The book goes on to follow human achievements in astronomy through classical, medieval, and early modern times. Marchant describes how observing the cosmos influenced the transition from the American colonies to the new United States. Oddly, the author goes off on a tangent recounting the events of the American and French revolutions, the only connection seemingly being that Thomas Paine used some of Newton’s principles in his writing.

But when she returns to the world of astronomy the book gets interesting again. She describes the current science and shows how a meteorite found in Antarctica turned out to be a chunk that was blown off of Mars. She also talks about pulsars and writes about the desire of many to believe that the signals occurring at precisely timed intervals were artificial and the creation of an intelligent source out there. So far, most of the signals seem to be natural events, emitting from rapidly spinning stars near the end of their life cycles.
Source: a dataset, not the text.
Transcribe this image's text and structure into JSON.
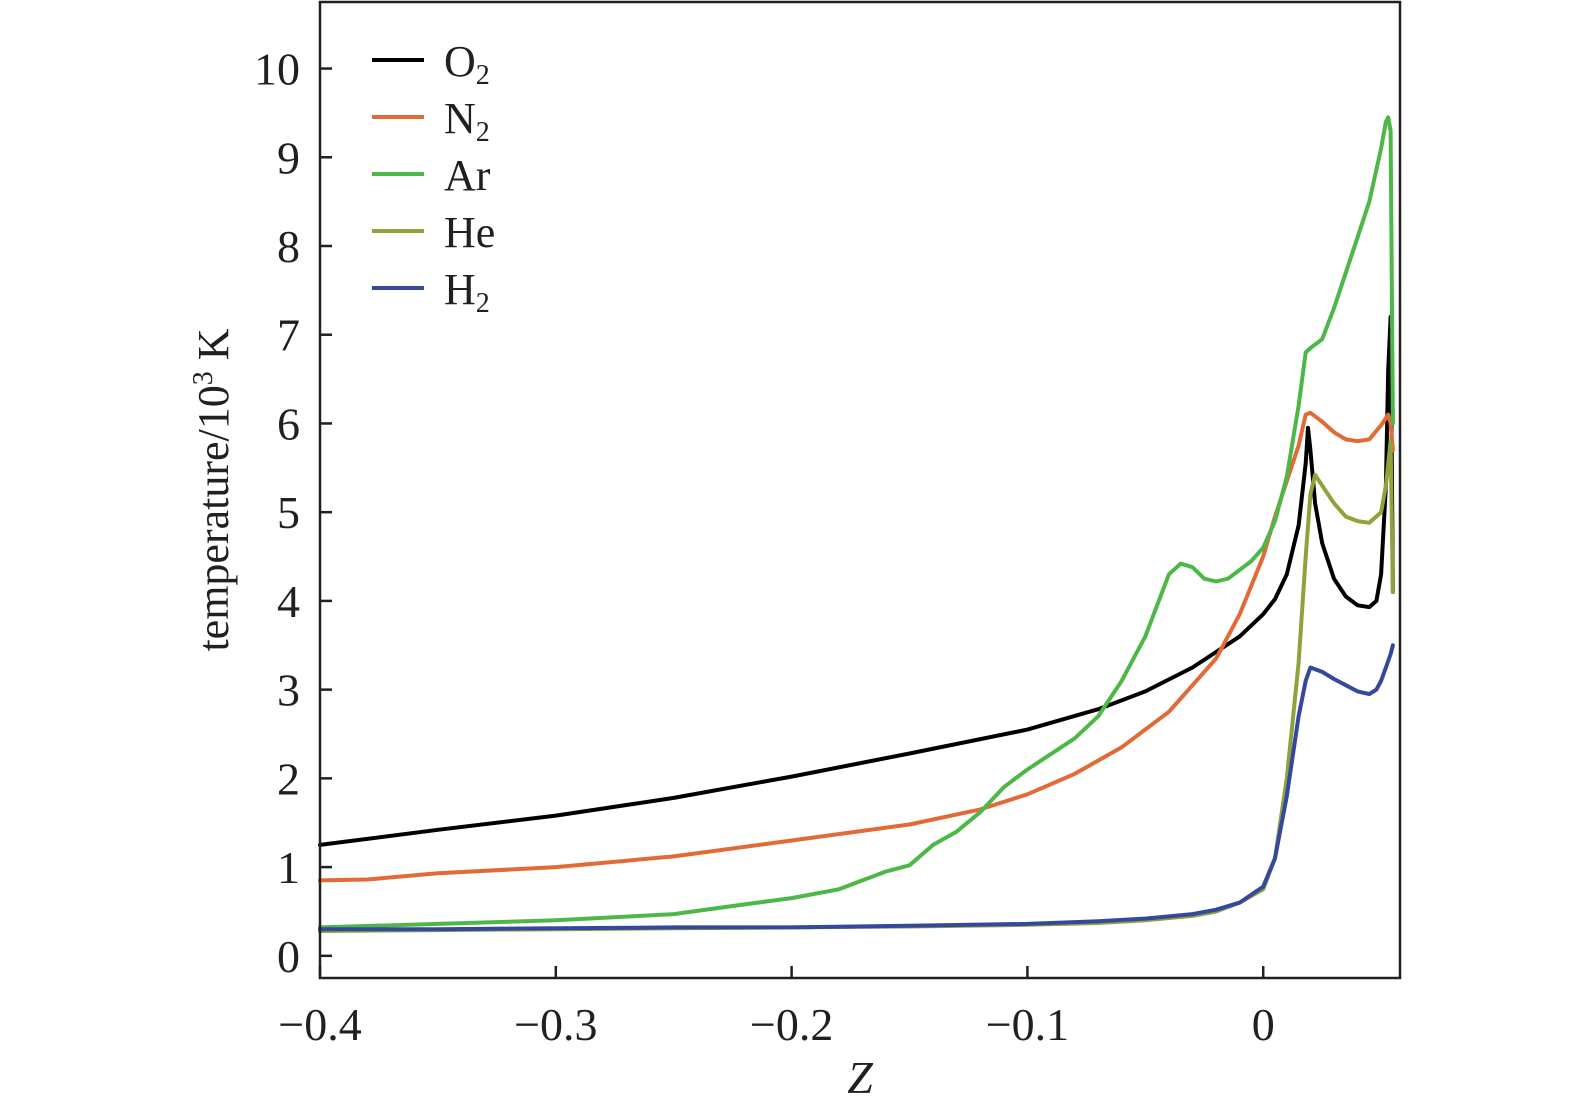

She does tantalize us, however, by saying a couple of the detected signals have not been adequately explained.

If you enjoy astronomy and/or the history of science you will like The Human Cosmos.


Until the End of Time

Until the End of Time coverUntil the End of Time: Mind, Matter, and Our Search for Meaning in an Evolving Universe
Brian Greene
Knopf (February 18, 2020), 416 pages
Kindle edition $15.99, Amazon hardcover $19.89

Brian Greene is a working physicist who is also well-known for writing popular books on science. Until the End of Time is his latest. I read a couple of very positive reviews of this book when it first came out and was intrigued enough to purchase it.

Green covers a variety of topics, including entropy, evolution (both biological and non-biological), quantum physics, the big bang and the earliest days of the universe, and the ultimate fate of the universe, which scientists now generally see as continued expansion until there is nothing there.

Greene is an excellent writer when it comes to popularizing science; he is clear, concise, and witty. He certainly knows his stuff, and the work is well-annotated. There is a lot of interesting material here and I learned a few things that I didn’t know before. Ultimately, however, I was disappointed: I came away without any new insights about the search for meaning.